My Toyota Prius plug-in hybrid in "Dad's taxi service." (Jim Motavalli photo)
It's funny how moments you've been eagerly anticipating don't mean much at all to your kids. I have been reading about the Toyota Prius plug-in hybrid and admiring it from afar for what seems like eons, so it was incredibly exciting to get one as part of a loan to "subject matter experts," and take my maiden voyage.
There are 600 plug-in Priuses in test programs around the world (150 in the U.S.), but the car is expected to go on sale in the 2012 model year. The version I drove certainly felt like a finished car, but Toyota might tweak it with information it gets from the tests.
The ride was part of my Dad's taxi service, and the kids were in back, chattering with one of their friends. "Kids, this is your first-ever all-electric ride," I told them. "It's historic!" Their chatter stopped for a minute. I tried to explain what a plug-in hybrid is. "So it isn't really an electric car?" they said, and went back to texting and horsing around. They weren't going to share my sense of moment.
Yes it is an electric car, but it's kind of hard to explain. It has the regular Prius' range on the standard hybrid drive, too. In my experience, the plug-in hybrid Prius has about 12.5 miles of all-electric range, and delivered something over 60 mpg if you look at it that way. We don't really have a good formula for figuring out the mileage of these advanced-technology cars yet. The Volt claimed 230 mpg, then dropped the idea. And the Volt's first government rating is on the gas engine alone, not its entire cycle that includes electric-only driving.
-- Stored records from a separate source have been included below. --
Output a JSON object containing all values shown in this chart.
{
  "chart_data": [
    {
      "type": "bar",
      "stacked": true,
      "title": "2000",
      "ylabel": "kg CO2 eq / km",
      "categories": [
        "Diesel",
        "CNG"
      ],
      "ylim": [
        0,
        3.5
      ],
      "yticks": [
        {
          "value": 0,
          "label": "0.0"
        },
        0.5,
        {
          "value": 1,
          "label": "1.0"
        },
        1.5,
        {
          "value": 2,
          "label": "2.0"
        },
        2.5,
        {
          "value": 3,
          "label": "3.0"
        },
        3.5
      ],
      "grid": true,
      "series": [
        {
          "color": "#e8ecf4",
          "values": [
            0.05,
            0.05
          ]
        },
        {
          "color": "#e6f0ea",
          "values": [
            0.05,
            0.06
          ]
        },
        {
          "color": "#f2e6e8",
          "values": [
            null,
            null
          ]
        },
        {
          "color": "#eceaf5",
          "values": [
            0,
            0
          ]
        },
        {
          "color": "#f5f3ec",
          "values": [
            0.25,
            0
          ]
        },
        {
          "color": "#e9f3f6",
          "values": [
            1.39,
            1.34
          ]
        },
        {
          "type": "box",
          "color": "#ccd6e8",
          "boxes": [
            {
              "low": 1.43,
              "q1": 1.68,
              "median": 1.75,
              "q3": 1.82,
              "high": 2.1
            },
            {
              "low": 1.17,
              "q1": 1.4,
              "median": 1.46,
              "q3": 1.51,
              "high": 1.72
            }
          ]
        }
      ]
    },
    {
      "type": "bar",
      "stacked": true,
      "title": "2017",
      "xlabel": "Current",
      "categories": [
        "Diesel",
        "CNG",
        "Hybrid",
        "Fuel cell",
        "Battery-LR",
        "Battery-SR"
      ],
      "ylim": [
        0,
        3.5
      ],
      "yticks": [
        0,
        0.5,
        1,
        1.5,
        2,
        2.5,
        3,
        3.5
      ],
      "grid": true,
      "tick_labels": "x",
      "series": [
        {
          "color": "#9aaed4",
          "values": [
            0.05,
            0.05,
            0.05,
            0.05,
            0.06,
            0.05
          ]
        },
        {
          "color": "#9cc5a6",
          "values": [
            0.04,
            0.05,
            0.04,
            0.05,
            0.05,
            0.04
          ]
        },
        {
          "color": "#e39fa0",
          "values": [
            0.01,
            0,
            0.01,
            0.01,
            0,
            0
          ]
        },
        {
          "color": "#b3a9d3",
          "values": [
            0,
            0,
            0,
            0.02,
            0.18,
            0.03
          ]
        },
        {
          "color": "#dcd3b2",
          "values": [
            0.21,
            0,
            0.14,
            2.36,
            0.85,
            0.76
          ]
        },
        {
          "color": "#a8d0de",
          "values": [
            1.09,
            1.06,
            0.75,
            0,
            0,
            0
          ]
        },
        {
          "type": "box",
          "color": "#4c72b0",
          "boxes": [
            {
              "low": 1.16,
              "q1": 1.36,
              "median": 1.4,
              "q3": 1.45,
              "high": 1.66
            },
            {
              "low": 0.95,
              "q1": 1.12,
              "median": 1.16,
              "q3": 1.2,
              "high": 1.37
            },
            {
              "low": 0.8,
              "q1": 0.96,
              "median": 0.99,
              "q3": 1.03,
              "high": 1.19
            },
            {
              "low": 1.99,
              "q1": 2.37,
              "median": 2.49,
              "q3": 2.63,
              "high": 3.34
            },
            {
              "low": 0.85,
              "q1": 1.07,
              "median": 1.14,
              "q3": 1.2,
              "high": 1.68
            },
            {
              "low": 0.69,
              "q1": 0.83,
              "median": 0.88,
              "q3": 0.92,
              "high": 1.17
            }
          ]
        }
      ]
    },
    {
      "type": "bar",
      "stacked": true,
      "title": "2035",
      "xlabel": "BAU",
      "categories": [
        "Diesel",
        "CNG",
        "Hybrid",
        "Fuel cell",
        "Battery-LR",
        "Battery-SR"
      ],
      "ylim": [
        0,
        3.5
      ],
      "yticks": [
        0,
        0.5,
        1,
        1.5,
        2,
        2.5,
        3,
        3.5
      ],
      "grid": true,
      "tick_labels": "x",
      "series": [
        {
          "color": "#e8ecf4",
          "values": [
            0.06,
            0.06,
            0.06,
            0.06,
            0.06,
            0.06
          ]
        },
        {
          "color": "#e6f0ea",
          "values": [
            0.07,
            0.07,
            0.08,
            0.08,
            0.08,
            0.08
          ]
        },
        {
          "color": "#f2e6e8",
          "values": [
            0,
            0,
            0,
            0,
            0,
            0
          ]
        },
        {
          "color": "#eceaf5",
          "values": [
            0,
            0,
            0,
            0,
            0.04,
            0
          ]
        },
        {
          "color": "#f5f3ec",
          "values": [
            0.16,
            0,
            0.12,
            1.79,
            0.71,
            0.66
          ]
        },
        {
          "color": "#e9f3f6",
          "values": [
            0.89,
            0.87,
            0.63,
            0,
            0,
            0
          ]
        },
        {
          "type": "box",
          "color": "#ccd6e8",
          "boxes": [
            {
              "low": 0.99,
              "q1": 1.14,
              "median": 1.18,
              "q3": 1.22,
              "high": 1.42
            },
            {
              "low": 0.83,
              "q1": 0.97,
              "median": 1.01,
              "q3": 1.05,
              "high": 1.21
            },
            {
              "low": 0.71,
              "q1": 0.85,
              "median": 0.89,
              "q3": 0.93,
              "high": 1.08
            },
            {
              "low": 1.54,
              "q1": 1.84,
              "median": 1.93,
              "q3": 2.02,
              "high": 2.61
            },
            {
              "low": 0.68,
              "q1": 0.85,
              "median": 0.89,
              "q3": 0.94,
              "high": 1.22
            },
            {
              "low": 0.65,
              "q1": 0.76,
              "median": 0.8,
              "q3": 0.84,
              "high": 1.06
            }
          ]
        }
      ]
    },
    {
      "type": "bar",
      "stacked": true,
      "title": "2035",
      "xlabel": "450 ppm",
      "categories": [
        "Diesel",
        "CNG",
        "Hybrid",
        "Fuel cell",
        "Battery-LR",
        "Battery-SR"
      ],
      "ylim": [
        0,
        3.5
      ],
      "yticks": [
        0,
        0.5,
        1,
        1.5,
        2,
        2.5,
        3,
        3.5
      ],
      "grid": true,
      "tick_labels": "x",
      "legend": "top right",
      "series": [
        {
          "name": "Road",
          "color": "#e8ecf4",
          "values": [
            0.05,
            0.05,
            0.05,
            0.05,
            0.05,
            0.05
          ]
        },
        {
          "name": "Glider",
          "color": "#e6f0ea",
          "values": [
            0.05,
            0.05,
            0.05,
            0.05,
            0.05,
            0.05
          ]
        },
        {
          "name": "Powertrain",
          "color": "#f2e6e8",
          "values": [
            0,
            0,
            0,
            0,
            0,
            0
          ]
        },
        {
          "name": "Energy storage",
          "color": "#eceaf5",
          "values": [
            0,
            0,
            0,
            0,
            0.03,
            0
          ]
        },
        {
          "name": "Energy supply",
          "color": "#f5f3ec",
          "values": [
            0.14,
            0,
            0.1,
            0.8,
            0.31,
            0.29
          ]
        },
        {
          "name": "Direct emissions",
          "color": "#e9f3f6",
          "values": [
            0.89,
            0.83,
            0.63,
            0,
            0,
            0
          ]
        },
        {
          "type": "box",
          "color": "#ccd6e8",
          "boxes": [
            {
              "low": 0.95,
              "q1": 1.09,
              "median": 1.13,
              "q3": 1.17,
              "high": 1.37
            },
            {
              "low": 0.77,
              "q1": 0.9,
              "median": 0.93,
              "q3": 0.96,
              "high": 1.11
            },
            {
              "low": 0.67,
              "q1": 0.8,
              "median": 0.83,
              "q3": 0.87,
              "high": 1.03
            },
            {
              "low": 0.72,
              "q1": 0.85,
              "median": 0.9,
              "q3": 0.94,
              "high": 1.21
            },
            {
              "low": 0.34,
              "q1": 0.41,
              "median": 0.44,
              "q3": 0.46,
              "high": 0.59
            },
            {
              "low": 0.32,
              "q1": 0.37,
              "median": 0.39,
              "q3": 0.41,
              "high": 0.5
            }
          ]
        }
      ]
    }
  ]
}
I do know that it's fun to try to keep this new Prius as electric as possible. It has a small 5.3-kilowatt-hour battery pack, and that means both not as much electric range as a car like the Nissan Leaf (with a 24-kilowatt-hour pack) and a much quicker recharge time. Plug the Prius into house current (dead easy, by the way) and three hours later it's fully charged. Watch the video here and you'll see how it works:
I enjoyed the multiple displays, which you can toggle through and get quite a lot of information, including the remaining miles to "EV empty." I managed to drive the car almost all the time on just the battery (how do you calculate "mpg" if you don't use any gas at all for a whole week?), but then upset my average with a long blast on the highway. The gas engine will kick in at speeds over 65.
I was surprised when I heard of the Prius plug-in hybrid's limited EV range. The Volt, for instance, can go 25 to 50 miles on its battery pack, and the Fisker Karma (so far unseen) says 50 miles, too. But the small size of the battery has an advantage in short charge times. I think we're likely to see consumers given a choice: big battery and long recharge, or vice versa. Personally, I didn't mind plugging it in.
Here's Toyota's own Wade Hoyt on his own experience behind the wheel:
My 42-mile New York commute includes the hilly, twisting Depression-era Taconic and Saw Mill Parkways, Manhattan's West-Side Highway and congested mid-town traffic. In a conventional 2010 Prius, I can average about 51 mpg into town (downhill on balance) and 48 mpg or so going home (uphill on balance).
"With a full charge in the Prius plug-in hybrid, I got 73.2 mpg going into Manhattan! That's what those 13 gas-free miles did for me. Since I can't charge up at the parking garage near my office, I was reduced to 48.8 mpg on the return trip. That resulted in a round-trip average of 61 mpg-an 11.5-mpg or 23 percent improvement over the normal' Prius.
"Your mileage will vary. Keep track of it. It's fun!"
I agree. It is. I'll report again when I have more miles under my belt.